2. YARA Rule for Nimbus Manticore Indicators
rule T_Nimbus_Manticore_Generic_Loader {
meta:
description = "Detects potential string artifacts associated with Nimbus Manticore malware loaders. Populate with specific intel."
author = "Threat Rundown"
date = "2025-09-22"
reference = "https://research.checkpoint.com/?p=31916"
strings:
// Placeholder strings - replace with actual intelligence from Check Point
$s1 = "ManticoreLoader.dll" ascii
$s2 = { 6A 00 68 [4] E8 [4] 83 C4 08 C3 } // Example push/call sequence
$s3 = "C2_Connect_Pipe_Name" wide
condition:
uint16(0) == 0x5A4D and filesize < 500KB and all of them
}
3. SIEM Query — Anomalous Airport System Communication
# Use Case: Detects potential compromise of airport check-in systems, inspired by the Collins Aerospace incident.
# Platform: Splunk (adaptable to other SIEMs)
(index=firewall OR index=netflow) source_category="airport_systems" dest_category!="internal_trusted"
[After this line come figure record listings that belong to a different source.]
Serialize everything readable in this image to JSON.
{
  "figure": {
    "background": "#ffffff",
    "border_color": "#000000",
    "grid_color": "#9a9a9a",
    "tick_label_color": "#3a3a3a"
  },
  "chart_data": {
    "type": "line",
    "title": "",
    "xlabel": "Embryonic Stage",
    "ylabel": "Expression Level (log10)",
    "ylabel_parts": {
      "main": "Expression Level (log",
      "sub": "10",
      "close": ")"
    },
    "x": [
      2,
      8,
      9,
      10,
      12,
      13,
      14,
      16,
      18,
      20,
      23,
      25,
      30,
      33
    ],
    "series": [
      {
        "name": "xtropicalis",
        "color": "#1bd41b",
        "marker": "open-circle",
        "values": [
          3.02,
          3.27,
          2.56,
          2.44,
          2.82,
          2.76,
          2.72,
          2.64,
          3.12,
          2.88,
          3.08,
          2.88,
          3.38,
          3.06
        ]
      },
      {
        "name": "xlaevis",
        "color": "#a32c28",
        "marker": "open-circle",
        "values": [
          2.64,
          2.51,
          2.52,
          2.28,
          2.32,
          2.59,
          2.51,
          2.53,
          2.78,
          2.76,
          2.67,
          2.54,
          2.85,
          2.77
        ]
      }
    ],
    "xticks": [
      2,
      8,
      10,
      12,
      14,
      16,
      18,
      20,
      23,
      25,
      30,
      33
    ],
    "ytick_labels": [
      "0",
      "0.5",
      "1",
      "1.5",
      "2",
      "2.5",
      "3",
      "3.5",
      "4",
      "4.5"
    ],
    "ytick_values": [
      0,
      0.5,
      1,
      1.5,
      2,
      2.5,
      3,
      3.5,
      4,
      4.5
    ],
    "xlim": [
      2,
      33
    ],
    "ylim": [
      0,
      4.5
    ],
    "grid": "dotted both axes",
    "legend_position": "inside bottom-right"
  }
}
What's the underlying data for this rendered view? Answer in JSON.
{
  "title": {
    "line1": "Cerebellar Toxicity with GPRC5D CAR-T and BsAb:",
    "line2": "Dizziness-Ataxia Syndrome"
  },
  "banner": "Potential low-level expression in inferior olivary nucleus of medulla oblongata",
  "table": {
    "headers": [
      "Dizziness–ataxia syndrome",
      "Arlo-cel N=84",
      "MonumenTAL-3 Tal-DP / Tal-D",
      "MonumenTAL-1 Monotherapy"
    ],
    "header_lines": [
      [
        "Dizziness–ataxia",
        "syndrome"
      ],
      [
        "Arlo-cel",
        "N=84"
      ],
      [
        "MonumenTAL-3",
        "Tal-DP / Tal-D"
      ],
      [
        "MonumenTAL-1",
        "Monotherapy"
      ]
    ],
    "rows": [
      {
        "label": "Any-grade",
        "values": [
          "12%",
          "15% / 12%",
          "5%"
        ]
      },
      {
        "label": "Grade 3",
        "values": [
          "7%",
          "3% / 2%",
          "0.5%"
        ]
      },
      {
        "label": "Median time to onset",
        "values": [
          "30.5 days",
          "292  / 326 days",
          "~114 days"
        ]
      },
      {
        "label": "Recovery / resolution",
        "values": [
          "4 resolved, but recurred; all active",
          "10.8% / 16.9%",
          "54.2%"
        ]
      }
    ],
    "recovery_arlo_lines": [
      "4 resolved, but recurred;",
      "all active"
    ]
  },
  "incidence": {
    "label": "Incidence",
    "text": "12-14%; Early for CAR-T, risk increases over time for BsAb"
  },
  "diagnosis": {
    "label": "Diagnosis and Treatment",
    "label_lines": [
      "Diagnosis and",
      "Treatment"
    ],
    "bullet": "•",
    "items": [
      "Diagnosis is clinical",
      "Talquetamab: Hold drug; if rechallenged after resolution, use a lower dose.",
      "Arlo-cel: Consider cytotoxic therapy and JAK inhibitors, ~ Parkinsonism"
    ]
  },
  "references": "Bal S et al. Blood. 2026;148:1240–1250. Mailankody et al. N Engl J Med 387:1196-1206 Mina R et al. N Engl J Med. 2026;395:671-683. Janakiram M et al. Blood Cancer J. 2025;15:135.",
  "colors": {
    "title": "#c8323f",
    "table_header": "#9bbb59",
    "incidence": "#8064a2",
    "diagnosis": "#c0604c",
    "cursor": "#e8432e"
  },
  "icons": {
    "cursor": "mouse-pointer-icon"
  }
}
| stats count, dc(dest_ip) as unique_destinations by src_ip, user, application
| where unique_destinations > 5 AND count > 100
| `comment("Looks for a single check-in terminal or baggage system (src_ip) communicating with an abnormally high number of external destinations, which could indicate C2 or data exfiltration.")`
4. PowerShell Script — Detect Recently Created Scheduled Tasks
# Use Case: Scans for recently created scheduled tasks, a common persistence technique for new malware like that from Nimbus Manticore.
$lookbackDays = 7
$recentDate = (Get-Date).AddDays(-$lookbackDays)
Write-Host "Searching for scheduled tasks created in the last $lookbackDays days..."
Get-ScheduledTask | ForEach-Object {
$taskInfo = Get-ScheduledTaskInfo $_
if ($taskInfo.TimeCreated -ge $recentDate) {
[PSCustomObject]@{
TaskName = $_.TaskName
TaskPath = $_.TaskPath
Author = $taskInfo.Author
TimeCreated = $taskInfo.TimeCreated
Action = ($_.Actions | ForEach-Object { $_.Execute + ' ' + $_.Arguments }) -join '; '
}
}
} | Format-Table -AutoSize
Write-Host "Scan complete."
This rundown should provide a solid overview of the current threat landscape. Thank you to all our cyberheroes for your diligence and hard work. Stay vigilant!